The Pre-Trial Chamber of the Extraordinary Chambers in the Courts of Cambodia (ECCC) has delivered a split decision in the appeal against co-investigating judges’ conflicting closing orders in the case of former Khmer Rouge navy commander Meas Muth.
Muth, who was charged by the ECCC in absentia on March 3, 2015, is believed to have committed various crimes while acting as commander of naval division 164 during the Khmer Rouge regime, which controlled Cambodia between 1975 and 1979 in an era marked by bloodshed. Among these are allegations of genocide, grave breaches of the Geneva Conventions of 1949, and crimes against humanity such as murder, extermination, imprisonment, enslavement, torture and persecution on racial and political grounds.
On November 28, 2018, the co-investigating judges assigned to Muth’s case delivered conflicting closing orders on these charges. While international co-investigating judge Michael Bohlander issued an indictment sending Muth to trial, the national co-investigating judge issued an order dismissing the case. The national and international co-prosecutors and the co-lawyers for Muth each lodged separate appeals.
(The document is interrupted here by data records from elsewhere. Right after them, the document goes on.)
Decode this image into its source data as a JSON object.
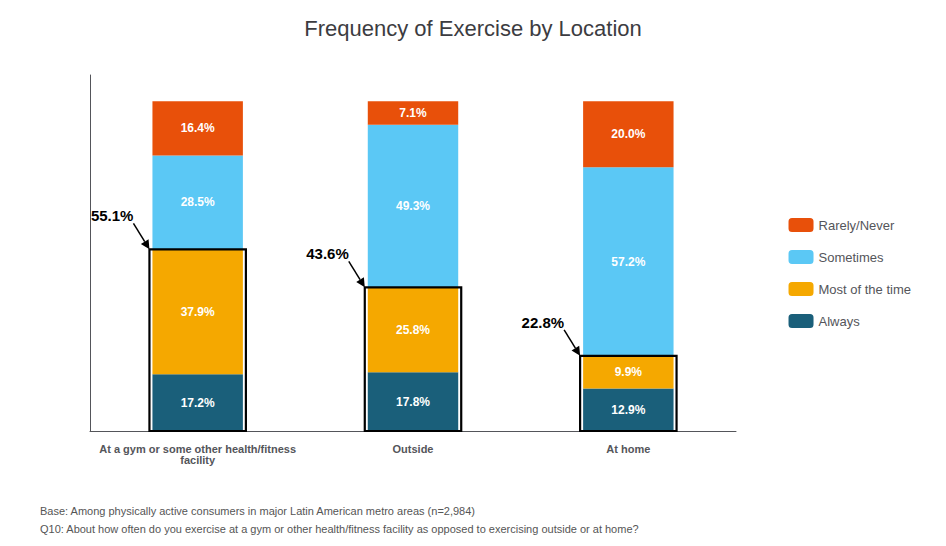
{
  "chart_data": {
    "type": "bar",
    "title": "Frequency of Exercise by Location",
    "categories": [
      "At a gym or some other health/fitness\nfacility",
      "Outside",
      "At home"
    ],
    "series": [
      {
        "name": "Always",
        "color": "#1a5f7a",
        "values": [
          17.2,
          17.8,
          12.9
        ],
        "value_labels": [
          "17.2%",
          "17.8%",
          "12.9%"
        ]
      },
      {
        "name": "Most of the time",
        "color": "#f5a800",
        "values": [
          37.9,
          25.8,
          9.9
        ],
        "value_labels": [
          "37.9%",
          "25.8%",
          "9.9%"
        ]
      },
      {
        "name": "Sometimes",
        "color": "#5bc8f5",
        "values": [
          28.5,
          49.3,
          57.2
        ],
        "value_labels": [
          "28.5%",
          "49.3%",
          "57.2%"
        ]
      },
      {
        "name": "Rarely/Never",
        "color": "#e8500a",
        "values": [
          16.4,
          7.1,
          20.0
        ],
        "value_labels": [
          "16.4%",
          "7.1%",
          "20.0%"
        ]
      }
    ],
    "stacked": true,
    "data_labels": true,
    "ylim": [
      0,
      108
    ],
    "yticks": [],
    "tick_labels": "x",
    "legend": "right",
    "annotations": [
      {
        "text": "55.1%",
        "category": "At a gym or some other health/fitness\nfacility",
        "value": 55.1
      },
      {
        "text": "43.6%",
        "category": "Outside",
        "value": 43.6
      },
      {
        "text": "22.8%",
        "category": "At home",
        "value": 22.8
      }
    ],
    "footnotes": [
      "Base: Among physically active consumers in major Latin American metro areas (n=2,984)",
      "Q10: About how often do you exercise at a gym or other health/fitness facility as opposed to exercising outside or at home?"
    ]
  }
}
In last Wednesday’s decision, the Pre-Trial Chamber confirmed that the appeals of the national and international co-prosecutors were admissible, but dismissed Muth’s co-lawyers’ appeal as inadmissible. As a preliminary point, the judges unanimously decided that the co-investigating judges’ simultaneous issuance of conflicting closing orders was illegal and in violation of the ECCC’s legal framework.
From thence diverging, the national judges went on to consider that the two closing orders possessed the same value and stood valid. The judges stated that “the two Co-Investigating Judges enjoy equal status, and in accordance with the exception of the presumption of innocence, the law in force does not allow the Pre-Trial Chamber to rule that the act of any Co-Investigating Judge has preponderance.” Thus, they opined that the two closing orders maintained the same value and that the case file against Muth should simply be held at the ECCC archives.
In contrast, the international judges considered that the national co-investigating judge had erred in deliberately failing to consider evidence placed on the case file and to decide on all the facts within his seisin. Thus, they declared the dismissal order to be null and void. Furthermore, they considered that under the principle of continuation of prosecution, in the event of unresolved discord between co-investigating judges on whether to issue an indictment or a dismissal order, the indictment should be issued as proposed. The dismissal order, therefore, “constituted an attempt to defeat the default position enshrined in the ECCC legal framework” and was issued ultra vires. In light of the above, the judges upheld the indictment.
With yet another conflict between decisions of national and international judges within the ECCC, it is unclear how the case will proceed, having been left “in limbo.”